"But vy ask me?" complained Ikey. "Let him lie! Let him!" And he started churchward.

"Wait!" Balcome was bellowing now. "Where is my daughter?"

"Didn't she stay with her father?" repeated Mrs. Balcome.

"Didn't she stay with her mother?" cried Balcome.

Ikey did not need to reply. For one question had answered the other. With an "Oh! Oh!" of apprehension, Mrs. Balcome sank, a dead weight, to a bench.

"Where is she, I say? Where is she?" Now Balcome had the unfortunate Ikey by a faded blue sleeve. He shook him so that all the curls on his head bobbed madly. "Open your mouth!"

"I don't know!" denied Ikey, desperately.

"Good Heavens!" Balcome let him go, and paced the grass, clutching off his hat and pounding at a knee with it.

"Oh, what has happened!

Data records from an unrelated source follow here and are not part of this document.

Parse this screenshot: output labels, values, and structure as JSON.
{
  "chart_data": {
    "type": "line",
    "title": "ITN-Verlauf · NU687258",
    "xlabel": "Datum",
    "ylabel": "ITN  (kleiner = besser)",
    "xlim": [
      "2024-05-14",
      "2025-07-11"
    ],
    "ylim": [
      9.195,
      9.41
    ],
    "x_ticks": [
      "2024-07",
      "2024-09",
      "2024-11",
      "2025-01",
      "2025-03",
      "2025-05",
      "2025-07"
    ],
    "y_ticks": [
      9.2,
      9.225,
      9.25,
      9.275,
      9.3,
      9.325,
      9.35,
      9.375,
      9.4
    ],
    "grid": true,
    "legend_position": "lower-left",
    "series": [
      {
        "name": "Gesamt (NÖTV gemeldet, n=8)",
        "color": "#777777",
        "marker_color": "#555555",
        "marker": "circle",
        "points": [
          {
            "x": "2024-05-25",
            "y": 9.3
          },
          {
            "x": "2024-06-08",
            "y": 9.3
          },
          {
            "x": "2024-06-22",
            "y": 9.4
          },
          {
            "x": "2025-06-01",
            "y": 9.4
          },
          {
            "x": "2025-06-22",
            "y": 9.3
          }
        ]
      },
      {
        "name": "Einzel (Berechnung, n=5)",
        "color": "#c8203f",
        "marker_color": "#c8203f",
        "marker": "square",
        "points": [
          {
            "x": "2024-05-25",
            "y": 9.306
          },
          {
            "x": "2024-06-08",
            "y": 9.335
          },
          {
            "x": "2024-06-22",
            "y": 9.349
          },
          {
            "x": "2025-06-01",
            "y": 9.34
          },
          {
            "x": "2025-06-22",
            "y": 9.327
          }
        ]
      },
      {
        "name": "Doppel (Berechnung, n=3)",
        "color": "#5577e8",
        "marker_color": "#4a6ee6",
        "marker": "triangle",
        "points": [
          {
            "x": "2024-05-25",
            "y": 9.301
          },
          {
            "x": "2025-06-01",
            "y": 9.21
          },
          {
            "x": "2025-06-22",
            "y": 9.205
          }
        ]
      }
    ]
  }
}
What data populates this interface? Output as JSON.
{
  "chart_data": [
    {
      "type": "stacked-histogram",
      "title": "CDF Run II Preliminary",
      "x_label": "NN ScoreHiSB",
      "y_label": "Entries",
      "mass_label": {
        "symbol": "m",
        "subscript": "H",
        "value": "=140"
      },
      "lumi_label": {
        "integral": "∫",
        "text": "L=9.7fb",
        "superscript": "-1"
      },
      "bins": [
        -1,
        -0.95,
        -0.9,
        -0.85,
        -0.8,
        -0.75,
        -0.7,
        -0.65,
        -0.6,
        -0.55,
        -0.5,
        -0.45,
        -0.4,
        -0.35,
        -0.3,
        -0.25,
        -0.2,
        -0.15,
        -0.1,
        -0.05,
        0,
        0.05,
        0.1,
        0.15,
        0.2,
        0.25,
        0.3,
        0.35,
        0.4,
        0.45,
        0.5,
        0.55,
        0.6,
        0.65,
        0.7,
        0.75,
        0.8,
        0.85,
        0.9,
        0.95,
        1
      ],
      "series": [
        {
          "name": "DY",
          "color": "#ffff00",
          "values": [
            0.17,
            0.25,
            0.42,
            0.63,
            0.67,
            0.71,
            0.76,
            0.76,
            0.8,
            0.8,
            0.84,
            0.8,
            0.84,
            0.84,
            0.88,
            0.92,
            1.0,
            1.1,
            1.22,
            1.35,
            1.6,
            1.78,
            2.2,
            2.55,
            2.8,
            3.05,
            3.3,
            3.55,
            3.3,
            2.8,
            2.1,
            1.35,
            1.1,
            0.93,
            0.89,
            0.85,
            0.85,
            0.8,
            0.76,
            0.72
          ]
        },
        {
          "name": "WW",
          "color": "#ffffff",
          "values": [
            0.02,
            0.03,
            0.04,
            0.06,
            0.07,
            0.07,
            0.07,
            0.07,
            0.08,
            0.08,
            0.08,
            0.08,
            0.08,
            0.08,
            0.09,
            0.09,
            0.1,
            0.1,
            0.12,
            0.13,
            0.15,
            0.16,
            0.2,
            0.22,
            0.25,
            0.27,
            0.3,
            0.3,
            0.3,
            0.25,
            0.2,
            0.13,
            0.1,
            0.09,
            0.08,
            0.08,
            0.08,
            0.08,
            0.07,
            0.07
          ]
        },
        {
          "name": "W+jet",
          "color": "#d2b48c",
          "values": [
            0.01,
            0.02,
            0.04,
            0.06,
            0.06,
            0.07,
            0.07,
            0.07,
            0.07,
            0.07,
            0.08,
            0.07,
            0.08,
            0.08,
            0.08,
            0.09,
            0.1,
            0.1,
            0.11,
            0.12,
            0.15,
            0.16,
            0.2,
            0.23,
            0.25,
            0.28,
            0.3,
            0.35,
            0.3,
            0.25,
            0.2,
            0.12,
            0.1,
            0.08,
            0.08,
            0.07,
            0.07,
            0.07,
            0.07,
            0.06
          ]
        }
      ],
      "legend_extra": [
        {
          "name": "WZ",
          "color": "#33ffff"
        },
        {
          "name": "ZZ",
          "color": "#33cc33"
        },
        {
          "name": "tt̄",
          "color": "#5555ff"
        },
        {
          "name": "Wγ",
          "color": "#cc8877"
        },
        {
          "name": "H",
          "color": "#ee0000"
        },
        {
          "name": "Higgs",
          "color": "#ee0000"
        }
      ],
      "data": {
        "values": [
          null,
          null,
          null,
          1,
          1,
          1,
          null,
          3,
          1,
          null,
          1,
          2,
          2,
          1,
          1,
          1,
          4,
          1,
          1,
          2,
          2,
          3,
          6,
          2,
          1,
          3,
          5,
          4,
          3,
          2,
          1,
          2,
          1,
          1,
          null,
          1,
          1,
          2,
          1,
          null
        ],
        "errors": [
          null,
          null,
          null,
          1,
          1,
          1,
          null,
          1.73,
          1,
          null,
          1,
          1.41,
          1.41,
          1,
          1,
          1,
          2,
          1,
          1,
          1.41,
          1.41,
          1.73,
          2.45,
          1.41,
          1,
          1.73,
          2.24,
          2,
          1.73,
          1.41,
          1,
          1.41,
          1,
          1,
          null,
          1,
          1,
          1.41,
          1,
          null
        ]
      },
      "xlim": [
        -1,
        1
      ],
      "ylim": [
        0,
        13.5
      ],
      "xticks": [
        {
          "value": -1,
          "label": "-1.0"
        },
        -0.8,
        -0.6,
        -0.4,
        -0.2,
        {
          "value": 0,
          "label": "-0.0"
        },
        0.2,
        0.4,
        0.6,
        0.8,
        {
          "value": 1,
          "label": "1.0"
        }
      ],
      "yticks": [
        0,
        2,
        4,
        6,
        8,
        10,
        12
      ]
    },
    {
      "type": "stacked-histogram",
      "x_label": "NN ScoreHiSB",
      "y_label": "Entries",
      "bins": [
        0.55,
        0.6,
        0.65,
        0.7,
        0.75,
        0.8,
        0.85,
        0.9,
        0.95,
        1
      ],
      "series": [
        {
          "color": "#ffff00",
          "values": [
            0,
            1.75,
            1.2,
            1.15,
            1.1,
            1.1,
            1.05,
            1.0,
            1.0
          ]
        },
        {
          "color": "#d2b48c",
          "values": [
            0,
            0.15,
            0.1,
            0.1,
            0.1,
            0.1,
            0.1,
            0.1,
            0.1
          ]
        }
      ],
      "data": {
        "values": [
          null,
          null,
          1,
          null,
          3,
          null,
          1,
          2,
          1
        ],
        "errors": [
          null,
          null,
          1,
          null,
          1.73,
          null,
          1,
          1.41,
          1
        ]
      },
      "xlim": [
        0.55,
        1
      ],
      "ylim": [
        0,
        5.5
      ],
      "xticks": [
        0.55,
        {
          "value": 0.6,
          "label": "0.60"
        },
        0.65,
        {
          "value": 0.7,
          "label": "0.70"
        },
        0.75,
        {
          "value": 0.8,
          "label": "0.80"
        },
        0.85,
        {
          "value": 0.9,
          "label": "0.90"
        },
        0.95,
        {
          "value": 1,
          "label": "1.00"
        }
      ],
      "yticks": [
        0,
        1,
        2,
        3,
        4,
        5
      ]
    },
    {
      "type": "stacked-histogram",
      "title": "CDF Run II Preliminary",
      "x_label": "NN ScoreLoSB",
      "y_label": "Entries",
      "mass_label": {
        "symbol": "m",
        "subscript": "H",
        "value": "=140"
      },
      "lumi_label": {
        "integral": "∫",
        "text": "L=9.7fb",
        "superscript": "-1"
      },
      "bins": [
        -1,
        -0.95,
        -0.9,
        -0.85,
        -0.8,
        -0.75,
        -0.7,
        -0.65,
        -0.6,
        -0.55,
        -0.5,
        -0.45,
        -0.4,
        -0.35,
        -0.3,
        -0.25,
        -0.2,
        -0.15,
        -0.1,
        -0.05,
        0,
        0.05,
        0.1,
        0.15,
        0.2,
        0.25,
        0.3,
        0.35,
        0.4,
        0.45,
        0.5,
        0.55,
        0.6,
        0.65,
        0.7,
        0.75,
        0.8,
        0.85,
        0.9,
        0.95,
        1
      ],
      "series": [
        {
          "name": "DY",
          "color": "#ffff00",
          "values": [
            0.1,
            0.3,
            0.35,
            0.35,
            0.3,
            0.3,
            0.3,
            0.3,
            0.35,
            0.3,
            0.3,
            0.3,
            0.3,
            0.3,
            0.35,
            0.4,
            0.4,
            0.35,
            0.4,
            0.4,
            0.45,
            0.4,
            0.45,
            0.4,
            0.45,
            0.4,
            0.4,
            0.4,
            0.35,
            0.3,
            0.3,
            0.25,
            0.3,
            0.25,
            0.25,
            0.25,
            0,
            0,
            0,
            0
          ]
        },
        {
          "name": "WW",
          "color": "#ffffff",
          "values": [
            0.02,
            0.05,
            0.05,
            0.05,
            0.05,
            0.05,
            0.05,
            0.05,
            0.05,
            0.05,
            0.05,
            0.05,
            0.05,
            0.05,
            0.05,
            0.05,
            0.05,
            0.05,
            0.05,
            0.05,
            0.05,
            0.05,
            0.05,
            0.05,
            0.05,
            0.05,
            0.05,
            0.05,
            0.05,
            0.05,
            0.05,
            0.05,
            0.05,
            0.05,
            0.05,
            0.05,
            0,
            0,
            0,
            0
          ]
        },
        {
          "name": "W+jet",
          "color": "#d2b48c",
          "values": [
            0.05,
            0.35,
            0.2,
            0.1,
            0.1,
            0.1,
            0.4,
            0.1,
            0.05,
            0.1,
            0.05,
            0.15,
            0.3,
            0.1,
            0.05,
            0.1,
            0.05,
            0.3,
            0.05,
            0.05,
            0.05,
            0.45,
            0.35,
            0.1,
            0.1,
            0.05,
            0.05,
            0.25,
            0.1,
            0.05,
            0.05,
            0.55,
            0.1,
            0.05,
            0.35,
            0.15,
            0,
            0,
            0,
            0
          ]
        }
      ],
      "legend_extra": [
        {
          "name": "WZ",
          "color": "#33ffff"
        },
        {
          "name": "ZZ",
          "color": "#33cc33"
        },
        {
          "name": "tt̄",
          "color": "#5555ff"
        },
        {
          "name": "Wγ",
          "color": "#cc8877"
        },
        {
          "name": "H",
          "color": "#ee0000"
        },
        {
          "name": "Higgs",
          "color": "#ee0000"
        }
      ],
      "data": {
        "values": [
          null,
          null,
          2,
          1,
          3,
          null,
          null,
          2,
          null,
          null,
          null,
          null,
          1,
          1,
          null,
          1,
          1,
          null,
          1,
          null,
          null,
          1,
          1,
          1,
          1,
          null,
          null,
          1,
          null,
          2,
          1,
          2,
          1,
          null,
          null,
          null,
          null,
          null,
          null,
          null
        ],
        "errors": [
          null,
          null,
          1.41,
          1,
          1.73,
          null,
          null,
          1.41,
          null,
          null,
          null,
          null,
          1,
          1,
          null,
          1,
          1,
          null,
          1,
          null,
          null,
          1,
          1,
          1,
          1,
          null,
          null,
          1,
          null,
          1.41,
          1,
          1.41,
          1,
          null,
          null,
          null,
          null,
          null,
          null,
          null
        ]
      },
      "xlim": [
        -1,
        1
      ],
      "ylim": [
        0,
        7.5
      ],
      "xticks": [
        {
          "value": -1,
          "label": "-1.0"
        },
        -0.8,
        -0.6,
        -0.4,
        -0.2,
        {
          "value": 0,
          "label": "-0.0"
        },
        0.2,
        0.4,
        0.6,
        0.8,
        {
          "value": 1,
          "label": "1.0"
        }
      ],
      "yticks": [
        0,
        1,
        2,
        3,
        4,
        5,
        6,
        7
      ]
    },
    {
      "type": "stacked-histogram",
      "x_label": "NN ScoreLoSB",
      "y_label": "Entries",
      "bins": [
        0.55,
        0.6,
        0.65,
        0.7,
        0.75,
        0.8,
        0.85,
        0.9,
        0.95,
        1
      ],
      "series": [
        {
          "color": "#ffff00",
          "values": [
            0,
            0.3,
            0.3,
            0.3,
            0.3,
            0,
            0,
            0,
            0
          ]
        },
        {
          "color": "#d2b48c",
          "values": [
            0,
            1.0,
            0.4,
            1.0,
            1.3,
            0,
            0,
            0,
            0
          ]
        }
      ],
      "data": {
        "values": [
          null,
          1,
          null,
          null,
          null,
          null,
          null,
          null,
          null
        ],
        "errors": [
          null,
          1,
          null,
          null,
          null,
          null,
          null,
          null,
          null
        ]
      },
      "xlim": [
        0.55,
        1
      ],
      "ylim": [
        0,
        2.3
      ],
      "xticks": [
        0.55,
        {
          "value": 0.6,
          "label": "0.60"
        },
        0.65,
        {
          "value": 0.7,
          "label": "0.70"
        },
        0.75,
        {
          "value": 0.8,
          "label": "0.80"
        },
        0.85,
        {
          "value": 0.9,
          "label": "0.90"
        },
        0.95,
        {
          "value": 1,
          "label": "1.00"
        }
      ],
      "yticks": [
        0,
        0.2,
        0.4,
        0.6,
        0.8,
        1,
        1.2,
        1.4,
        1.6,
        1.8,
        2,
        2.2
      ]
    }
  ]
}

What has happened!" Mrs. Balcome rocked in her misery. "Oh, and we had words last night—bitter words! Oh!"

At this juncture, out from between the drawing-room curtains Henry appeared, balancing himself on his middle, and handed down still another package. Ikey ran to receive it, and as if to silence the mourning with which the Close resounded, hastened to thrust the package into the lap of the unhappy lady on the bench.